Massachusetts, where the venerable judge found that inventions “injurious to
the well-being, good policy, or sound morals of society” are unpatentable. The Juicy Whip court rejected this
formulation as no longer representative of the current state of patent law,
citing the recent judicial validation of a patent for slot machines. This line
of reasoning, however, is subject to the challenge that the Constitutional quid pro quo requires that society reap
a tangible benefit in exchange for the monopoly the inventor receives. Even
slot machines confer some modicum of societal benefit, inasmuch as they provide
individuals with a means of making a decision to gamble in full apprehension of
all of its concomitant risks. The broader Constitutional aim of ensuring that
society benefit from American entrepreneurship would appear to be obstructed by
a patent on a product that derives its utility from deceiving consumers.

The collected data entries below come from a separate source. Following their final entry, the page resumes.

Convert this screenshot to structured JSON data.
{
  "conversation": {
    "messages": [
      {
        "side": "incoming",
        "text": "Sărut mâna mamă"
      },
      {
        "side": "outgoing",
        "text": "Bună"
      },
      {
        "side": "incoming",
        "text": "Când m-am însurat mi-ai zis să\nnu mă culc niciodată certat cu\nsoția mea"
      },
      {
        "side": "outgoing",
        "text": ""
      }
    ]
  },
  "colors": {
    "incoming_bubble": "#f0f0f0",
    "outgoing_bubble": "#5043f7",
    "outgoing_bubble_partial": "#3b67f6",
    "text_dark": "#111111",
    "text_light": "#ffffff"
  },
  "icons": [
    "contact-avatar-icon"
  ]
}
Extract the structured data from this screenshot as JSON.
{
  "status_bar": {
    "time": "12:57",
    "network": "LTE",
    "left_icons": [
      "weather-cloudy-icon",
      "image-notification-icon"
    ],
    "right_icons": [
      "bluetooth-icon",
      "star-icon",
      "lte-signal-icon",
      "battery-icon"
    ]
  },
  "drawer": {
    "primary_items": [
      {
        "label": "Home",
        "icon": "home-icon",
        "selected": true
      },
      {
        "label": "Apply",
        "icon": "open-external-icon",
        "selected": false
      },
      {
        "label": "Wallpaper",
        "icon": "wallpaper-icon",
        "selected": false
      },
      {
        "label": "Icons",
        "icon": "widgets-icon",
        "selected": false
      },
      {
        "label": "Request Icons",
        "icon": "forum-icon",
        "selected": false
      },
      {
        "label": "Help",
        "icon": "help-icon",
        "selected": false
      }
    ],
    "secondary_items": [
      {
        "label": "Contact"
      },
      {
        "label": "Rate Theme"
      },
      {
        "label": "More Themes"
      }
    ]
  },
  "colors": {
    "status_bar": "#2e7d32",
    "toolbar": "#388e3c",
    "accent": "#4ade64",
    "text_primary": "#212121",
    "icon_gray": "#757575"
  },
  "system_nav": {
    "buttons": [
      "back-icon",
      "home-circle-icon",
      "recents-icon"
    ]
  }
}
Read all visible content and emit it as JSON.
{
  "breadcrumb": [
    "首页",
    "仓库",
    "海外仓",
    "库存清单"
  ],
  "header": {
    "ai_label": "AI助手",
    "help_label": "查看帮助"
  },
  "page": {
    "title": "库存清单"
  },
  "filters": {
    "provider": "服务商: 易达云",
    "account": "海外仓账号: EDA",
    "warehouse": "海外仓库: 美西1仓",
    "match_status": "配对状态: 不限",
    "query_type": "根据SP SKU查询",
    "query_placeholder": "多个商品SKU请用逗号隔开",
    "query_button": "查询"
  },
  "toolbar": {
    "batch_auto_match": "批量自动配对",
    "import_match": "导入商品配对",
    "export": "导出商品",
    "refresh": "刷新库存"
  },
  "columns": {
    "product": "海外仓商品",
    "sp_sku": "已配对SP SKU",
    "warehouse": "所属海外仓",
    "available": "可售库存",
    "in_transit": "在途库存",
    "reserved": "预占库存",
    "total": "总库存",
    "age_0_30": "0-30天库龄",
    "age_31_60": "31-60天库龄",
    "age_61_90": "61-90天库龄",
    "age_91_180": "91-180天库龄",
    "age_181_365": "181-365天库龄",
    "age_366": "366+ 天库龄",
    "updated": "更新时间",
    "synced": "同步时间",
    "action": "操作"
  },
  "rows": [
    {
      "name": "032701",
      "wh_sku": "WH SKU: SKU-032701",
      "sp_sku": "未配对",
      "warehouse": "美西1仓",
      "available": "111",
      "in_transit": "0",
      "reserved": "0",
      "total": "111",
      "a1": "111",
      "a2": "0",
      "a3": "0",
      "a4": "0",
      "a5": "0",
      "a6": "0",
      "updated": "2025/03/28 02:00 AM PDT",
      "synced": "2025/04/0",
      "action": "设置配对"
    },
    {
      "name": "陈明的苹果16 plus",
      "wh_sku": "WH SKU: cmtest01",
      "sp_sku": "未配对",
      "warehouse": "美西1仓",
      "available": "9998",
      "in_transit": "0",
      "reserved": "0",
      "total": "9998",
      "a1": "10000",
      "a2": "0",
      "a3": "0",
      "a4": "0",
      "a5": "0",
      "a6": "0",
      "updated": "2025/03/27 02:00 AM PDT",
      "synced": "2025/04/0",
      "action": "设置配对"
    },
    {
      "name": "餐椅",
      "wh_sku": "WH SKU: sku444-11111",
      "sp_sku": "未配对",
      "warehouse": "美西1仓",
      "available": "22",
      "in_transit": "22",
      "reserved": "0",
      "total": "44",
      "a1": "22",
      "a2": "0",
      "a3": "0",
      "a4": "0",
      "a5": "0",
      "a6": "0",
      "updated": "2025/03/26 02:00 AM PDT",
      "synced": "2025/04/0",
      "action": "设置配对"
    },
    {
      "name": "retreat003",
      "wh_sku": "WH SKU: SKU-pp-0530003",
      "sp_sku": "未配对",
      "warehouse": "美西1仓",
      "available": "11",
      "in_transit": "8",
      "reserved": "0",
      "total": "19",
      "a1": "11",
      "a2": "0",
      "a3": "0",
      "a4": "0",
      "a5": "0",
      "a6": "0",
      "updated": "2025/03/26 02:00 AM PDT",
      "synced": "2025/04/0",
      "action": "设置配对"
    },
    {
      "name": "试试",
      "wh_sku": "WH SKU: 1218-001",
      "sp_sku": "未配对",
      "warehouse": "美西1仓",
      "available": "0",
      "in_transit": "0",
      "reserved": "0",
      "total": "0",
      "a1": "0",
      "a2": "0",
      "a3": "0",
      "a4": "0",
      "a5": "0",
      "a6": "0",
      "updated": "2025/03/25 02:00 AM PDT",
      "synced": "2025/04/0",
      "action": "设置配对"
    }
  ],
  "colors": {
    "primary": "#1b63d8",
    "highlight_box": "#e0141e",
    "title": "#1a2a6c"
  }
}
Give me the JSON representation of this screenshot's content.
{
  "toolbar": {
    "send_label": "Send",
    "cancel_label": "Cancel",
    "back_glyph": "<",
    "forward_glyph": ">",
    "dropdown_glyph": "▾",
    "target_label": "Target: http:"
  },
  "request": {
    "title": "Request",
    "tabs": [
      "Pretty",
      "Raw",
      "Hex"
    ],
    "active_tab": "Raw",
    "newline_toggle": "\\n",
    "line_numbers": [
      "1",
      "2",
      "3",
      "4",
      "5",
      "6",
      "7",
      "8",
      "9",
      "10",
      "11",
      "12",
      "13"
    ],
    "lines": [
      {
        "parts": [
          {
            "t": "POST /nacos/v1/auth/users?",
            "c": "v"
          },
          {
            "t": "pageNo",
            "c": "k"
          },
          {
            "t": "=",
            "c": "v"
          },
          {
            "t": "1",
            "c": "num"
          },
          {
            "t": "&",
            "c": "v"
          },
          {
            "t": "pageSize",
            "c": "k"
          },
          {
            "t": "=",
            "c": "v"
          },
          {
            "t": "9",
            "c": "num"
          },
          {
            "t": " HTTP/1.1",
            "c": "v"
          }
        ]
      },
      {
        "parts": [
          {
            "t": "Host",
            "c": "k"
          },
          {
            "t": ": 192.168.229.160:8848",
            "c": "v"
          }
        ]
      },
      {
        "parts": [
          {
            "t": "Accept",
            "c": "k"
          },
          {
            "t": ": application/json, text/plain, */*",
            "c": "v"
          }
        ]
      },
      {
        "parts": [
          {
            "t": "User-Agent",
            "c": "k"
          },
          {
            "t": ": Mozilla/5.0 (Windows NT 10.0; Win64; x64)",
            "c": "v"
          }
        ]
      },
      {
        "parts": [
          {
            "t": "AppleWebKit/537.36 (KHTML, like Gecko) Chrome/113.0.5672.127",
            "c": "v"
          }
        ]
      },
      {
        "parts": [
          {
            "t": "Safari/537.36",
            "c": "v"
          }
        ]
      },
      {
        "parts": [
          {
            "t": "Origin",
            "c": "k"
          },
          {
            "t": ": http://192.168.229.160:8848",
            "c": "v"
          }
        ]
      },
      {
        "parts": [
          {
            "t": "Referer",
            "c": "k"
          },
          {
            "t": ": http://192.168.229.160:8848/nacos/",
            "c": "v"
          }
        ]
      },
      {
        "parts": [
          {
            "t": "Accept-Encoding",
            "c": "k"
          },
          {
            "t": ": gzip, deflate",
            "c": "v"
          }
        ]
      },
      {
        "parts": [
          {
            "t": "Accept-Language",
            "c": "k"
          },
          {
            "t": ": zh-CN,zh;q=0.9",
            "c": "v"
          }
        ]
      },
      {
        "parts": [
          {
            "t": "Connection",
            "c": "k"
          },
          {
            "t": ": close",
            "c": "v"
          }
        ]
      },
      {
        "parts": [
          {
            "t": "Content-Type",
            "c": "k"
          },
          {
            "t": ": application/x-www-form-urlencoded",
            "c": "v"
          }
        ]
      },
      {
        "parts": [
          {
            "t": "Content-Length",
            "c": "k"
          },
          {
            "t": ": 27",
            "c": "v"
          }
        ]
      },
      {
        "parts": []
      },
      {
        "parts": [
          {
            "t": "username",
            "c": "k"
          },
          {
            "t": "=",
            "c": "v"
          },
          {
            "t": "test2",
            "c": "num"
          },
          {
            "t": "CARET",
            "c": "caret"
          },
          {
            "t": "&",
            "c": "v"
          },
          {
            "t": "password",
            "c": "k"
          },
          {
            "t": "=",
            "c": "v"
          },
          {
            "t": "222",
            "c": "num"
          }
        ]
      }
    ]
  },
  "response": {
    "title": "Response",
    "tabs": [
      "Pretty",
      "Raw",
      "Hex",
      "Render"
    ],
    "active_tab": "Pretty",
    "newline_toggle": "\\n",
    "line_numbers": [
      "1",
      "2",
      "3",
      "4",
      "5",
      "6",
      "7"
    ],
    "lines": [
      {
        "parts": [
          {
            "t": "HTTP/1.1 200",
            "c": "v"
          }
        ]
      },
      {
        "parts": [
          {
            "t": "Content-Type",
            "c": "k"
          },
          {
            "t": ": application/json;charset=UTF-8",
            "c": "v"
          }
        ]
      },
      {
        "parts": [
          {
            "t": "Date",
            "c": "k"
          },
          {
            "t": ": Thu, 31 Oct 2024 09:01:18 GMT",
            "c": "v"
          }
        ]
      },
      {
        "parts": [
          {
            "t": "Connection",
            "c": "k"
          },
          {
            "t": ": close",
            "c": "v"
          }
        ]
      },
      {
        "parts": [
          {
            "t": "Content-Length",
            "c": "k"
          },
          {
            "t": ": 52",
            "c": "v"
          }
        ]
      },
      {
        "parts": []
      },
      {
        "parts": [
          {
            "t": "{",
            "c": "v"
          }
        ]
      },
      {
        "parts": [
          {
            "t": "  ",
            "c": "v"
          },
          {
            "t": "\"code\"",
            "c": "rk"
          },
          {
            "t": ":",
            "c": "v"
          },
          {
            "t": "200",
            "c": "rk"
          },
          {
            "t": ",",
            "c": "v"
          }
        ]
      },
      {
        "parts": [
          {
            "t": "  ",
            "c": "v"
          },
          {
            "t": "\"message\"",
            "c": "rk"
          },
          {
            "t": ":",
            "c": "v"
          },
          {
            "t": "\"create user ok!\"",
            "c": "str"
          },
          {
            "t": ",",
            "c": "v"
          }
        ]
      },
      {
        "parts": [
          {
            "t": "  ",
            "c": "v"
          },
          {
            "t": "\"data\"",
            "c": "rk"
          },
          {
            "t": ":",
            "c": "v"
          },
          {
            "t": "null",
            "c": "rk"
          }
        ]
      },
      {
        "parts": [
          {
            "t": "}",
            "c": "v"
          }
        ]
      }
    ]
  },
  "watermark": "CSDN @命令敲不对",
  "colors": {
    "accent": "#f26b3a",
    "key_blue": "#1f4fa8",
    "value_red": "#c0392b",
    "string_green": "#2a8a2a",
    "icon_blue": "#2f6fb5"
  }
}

An analysis of the infringed patent in Juicy Whip in the context of the policy basis of the patent system lends credence to the argument that the Federal Circuit disregarded the spirit of the Constitutional patent clause in finding for the plaintiff. The dissemination of knowledge that facilitates the deception of the American consumer is not a societally constructive benefit that warrants a limited monopoly on the invention. The USPTO can thus be argued to have a Constitutional directive to deny patents to such inventions, not because they represent a violation of some moral standard, but rather out of the pragmatic concern that they do not provide a social benefit. The Juicy Whip court argued that Congress can at any time pass new legislation that further restricts the breadth of patentable subject matter, as it did with its ban on patents of nuclear weapons. Given that the courts have manifested a reluctance to apply a test of social utility in assessing patent validity, the time has come for Congress to intervene against patents that fail to keep up their end of the Constitutional bargain. Fidelity of the American patent framework to the Constitution, not to mention the tribulations of the multitudes of Americans who have been duped regarding the origin of their Pineapple Coolers, requires it.